What you see isn't always what you get. People make assumptions all the time about others based on external factors. For example, at my salsa class I have come up with nicknames for many of the regulars: Softhands, a nice, soft-spoken young man with -- you got it -- soft hands; Swivel Hips, another nice young man who is a funky dancer; BT2, a woman blessed (?) with big tits and big teeth who can't seem to find T-shirts that fit her; Paul the Pillock, enough said; Big Mustache and Small Mustache, two jolly guys with, um, mustaches, though Big Mustache doesn't go anymore and Small Mustache seems to have ditched his wife; Smelly Man, who fortunately doesn't go anymore; Curvy Girl, who likes to shake that booty.

I don't know much about these people beyond twirling around, with, and among them for an hour once a week or so. Softhands could be a right bastard; Paul the Pillock could be a saint. I have made assumptions and judgments based on these assumptions.

I'm not alone. Others have done the same to me, particularly after I moved to the UK. I became The American, with all the connotations -- negative and positive -- that might have. I am also Blonde. I am also a Stay-At-Home Mother. Put all those together, and you might have a very negative view of me indeed.

Even people who have known me for quite a few years can't seem to get beyond these labels. Such as -- dare I mention their name -- the Frenemies. Yes, I should dump them, but it's difficult because our kids are friends and I actually like two out of the five couples. One couple I'm neutral about, and two I can't stand. Anyway, we were having dinner at the home of one of the couples I like on Saturday. Frenemy's husband and the fat, balding know-it-all wanker of a husband of another one were talking about George Chakiris, he of West Side Story fame.
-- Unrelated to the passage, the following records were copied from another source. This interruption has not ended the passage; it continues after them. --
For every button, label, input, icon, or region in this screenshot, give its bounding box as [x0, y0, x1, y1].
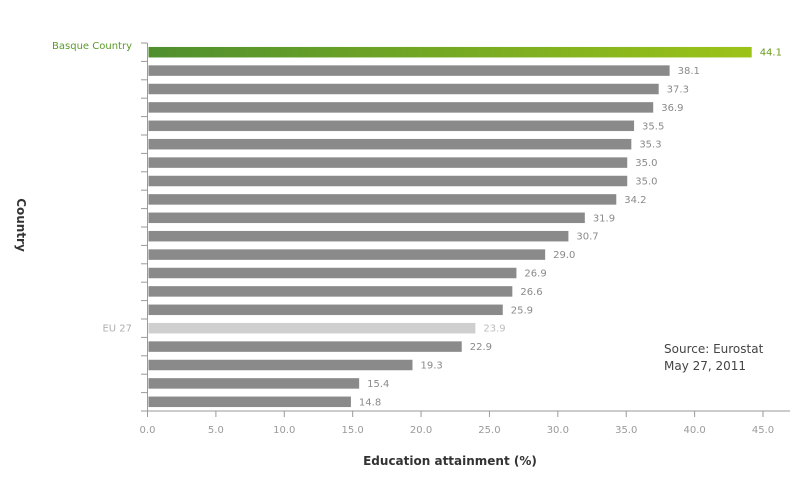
x-tick-label: 25.0 — [478, 425, 500, 436]
x-tick-label: 15.0 — [342, 425, 364, 436]
data-label: 29.0 — [553, 250, 575, 261]
x-tick-label: 20.0 — [410, 425, 432, 436]
bar — [148, 230, 569, 242]
x-tick-label: 40.0 — [683, 425, 705, 436]
data-label: 26.9 — [524, 269, 546, 280]
bar — [148, 175, 628, 187]
data-label: 30.7 — [576, 232, 598, 243]
date-line: May 27, 2011 — [664, 359, 747, 373]
data-label: 22.9 — [470, 342, 492, 353]
data-label: 19.3 — [420, 361, 442, 372]
x-tick-label: 5.0 — [208, 425, 224, 436]
source-line: Source: Eurostat — [664, 342, 764, 356]
data-label: 35.0 — [635, 177, 657, 188]
bar — [148, 212, 585, 224]
data-label: 38.1 — [678, 66, 700, 77]
data-label: 23.9 — [483, 324, 505, 335]
bar — [148, 120, 635, 132]
data-label: 35.5 — [642, 121, 664, 132]
bar — [148, 102, 654, 113]
bar — [148, 267, 517, 279]
x-tick-label: 0.0 — [140, 425, 156, 436]
bar — [148, 157, 628, 168]
x-axis-label: Education attainment (%) — [363, 454, 537, 468]
category-label: EU 27 — [102, 324, 132, 335]
data-label: 36.9 — [661, 103, 683, 114]
x-tick-label: 35.0 — [615, 425, 637, 436]
x-tick-label: 45.0 — [752, 425, 774, 436]
bar — [148, 286, 513, 297]
source-note: Source: Eurostat May 27, 2011 — [664, 341, 763, 375]
category-label: Basque Country — [52, 41, 132, 52]
bar — [148, 304, 503, 316]
bar — [148, 341, 462, 352]
data-label: 44.1 — [760, 48, 782, 59]
bar — [148, 378, 360, 389]
data-label: 26.6 — [520, 287, 542, 298]
bar — [148, 65, 670, 76]
bar — [148, 46, 752, 58]
axes: 0.0 5.0 10.0 15.0 20.0 25.0 30.0 35.0 40.0 45.0 — [140, 42, 790, 436]
data-label: 25.9 — [511, 305, 533, 316]
data-label: 34.2 — [624, 195, 646, 206]
x-tick-label: 30.0 — [547, 425, 569, 436]
bars — [148, 46, 752, 408]
labels: 44.1 Basque Country 38.1 37.3 36.9 35.5 35.3 35… — [52, 41, 782, 408]
bar — [148, 83, 659, 95]
x-tick-label: 10.0 — [273, 425, 295, 436]
bar — [148, 396, 351, 408]
bar — [148, 359, 413, 371]
data-label: 35.0 — [635, 158, 657, 169]
data-label: 14.8 — [359, 397, 381, 408]
bar — [148, 194, 617, 205]
data-label: 15.4 — [367, 379, 389, 390]
bar — [148, 249, 546, 260]
bar — [148, 138, 632, 150]
data-label: 35.3 — [639, 140, 661, 151]
data-label: 31.9 — [593, 213, 615, 224]
y-axis-label: Country — [14, 198, 28, 252]
data-label: 37.3 — [667, 85, 689, 96]
bar — [148, 322, 476, 334]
I piped up that he had been in White Christmas. Frenemy's husband and Fat Wanker scoffed at me. They fancy themselves Trivia Kings because they've actually been on TV quiz shows. But I know my White Christmas and I held my ground. Fat Wanker said he couldn't possibly have been because White Christmas came out in the 40s. No, I replied, it came out in 1954 or 1956 (you can tell from the clothes and hairstyles). Fat Wanker and I made a £10 wager. Fat Wanker's wife looked it up on her Blackberry on the internet. Guess who won? Guess who didn't get her £10?

They made assumptions and judgments about me and were wrong. In that case, at least.

It's occurred to me that this has happened to Barack Obama his whole life. Assumptions have been made about the color of his skin, his name, his parentage, where he's lived. And yet look at what a cool person he is. No chips on his shoulders.

We label people because that makes it easier to categorize them in our brains. And we humans generally like to categorize. It helps us cope with the unknown, probably a throwback to Neanderthal Man. But we must remember to look outside the assumptions and judgments. These can be wrong. Just ask Fat Wanker.